# caribe report



## tinyteeth (Mar 12, 2003)

he's still in the corner and not swimming freely. hes really dark from stress. it appears that he has fin fungus or something. his eyes are not cloudy anymore.


----------



## mtx1 (May 21, 2003)

ahh give him a few days it usually takes a while for them to get adjusted


----------



## tecknik (Jul 18, 2003)

Have you treated him for fungus yet?


----------



## tinyteeth (Mar 12, 2003)

i just treated him last nite. he seems to be getting better, but really slow. he stays in his cave i the corner of the tank.


----------



## tinyteeth (Mar 12, 2003)

he's still hiding in the damn corner, its been almost 2 weeks now. im getting worried cause ive never seen a fish stay in one place for this long. im guessing that its not eating too.


----------



## Mr.
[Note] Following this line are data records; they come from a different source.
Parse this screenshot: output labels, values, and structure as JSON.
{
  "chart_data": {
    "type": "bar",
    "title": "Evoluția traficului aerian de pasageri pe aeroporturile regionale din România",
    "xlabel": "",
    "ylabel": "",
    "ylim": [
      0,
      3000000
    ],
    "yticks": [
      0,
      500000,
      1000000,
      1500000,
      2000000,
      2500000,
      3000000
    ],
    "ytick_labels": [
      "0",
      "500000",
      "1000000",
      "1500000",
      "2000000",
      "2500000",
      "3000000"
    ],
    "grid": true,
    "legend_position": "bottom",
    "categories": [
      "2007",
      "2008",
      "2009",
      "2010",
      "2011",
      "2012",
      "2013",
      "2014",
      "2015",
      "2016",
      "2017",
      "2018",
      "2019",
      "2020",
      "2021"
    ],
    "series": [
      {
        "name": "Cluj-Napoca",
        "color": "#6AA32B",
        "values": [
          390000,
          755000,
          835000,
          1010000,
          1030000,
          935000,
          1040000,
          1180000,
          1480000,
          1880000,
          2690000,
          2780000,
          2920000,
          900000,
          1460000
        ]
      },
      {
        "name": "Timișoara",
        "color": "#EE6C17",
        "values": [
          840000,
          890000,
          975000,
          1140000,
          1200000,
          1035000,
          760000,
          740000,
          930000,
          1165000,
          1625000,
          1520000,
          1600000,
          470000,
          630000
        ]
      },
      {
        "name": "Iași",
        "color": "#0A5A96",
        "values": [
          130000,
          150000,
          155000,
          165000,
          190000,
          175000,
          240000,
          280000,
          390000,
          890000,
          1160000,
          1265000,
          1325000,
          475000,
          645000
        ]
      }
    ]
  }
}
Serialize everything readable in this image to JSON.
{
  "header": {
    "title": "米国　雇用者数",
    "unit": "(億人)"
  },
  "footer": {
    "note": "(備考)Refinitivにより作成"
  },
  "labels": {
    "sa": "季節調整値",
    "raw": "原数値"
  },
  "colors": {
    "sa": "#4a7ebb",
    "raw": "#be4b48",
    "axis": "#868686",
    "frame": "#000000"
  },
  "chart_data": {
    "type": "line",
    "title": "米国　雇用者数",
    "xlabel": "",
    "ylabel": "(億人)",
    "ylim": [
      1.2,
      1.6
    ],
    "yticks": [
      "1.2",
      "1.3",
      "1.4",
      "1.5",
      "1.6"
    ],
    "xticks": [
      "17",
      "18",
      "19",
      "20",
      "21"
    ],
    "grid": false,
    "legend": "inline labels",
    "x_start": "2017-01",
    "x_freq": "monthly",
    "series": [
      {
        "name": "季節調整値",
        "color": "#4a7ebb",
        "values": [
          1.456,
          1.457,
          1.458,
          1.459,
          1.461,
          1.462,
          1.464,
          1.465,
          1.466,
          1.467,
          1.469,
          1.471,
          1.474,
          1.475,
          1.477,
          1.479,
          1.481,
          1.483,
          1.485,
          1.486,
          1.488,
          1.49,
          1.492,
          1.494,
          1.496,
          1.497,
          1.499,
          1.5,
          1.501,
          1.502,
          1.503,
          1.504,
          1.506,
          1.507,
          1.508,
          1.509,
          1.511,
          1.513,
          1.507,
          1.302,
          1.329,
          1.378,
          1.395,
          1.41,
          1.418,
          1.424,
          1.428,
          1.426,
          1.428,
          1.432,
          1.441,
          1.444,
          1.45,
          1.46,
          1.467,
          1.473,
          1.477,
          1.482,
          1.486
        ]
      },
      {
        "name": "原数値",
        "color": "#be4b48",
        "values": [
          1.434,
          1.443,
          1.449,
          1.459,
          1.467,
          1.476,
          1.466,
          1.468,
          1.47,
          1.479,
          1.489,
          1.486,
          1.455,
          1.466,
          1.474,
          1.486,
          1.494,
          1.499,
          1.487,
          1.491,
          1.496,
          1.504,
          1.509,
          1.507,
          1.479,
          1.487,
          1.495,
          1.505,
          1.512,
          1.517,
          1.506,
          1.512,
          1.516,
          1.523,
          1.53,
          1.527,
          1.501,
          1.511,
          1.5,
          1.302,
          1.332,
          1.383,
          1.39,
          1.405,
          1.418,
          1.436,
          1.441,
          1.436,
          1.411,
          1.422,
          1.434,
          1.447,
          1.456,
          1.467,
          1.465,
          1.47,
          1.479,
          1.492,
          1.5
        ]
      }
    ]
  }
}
Hannibal (Feb 21, 2003)

Some pics would help...!


----------



## tinyteeth (Mar 12, 2003)

sorry no camera right now


----------



## tinyteeth (Mar 12, 2003)

my caribe is finally healed up and swimming around and chomping down feeders, wow what a turn-around!

he's in the buy-and-sell now!


----------



## RhomZilla (Feb 12, 2003)

Congrats for him pulling through. But why selling him after going through all that trouble?


----------



## tinyteeth (Mar 12, 2003)

reason i bought him. i bought him to trade for reds.


----------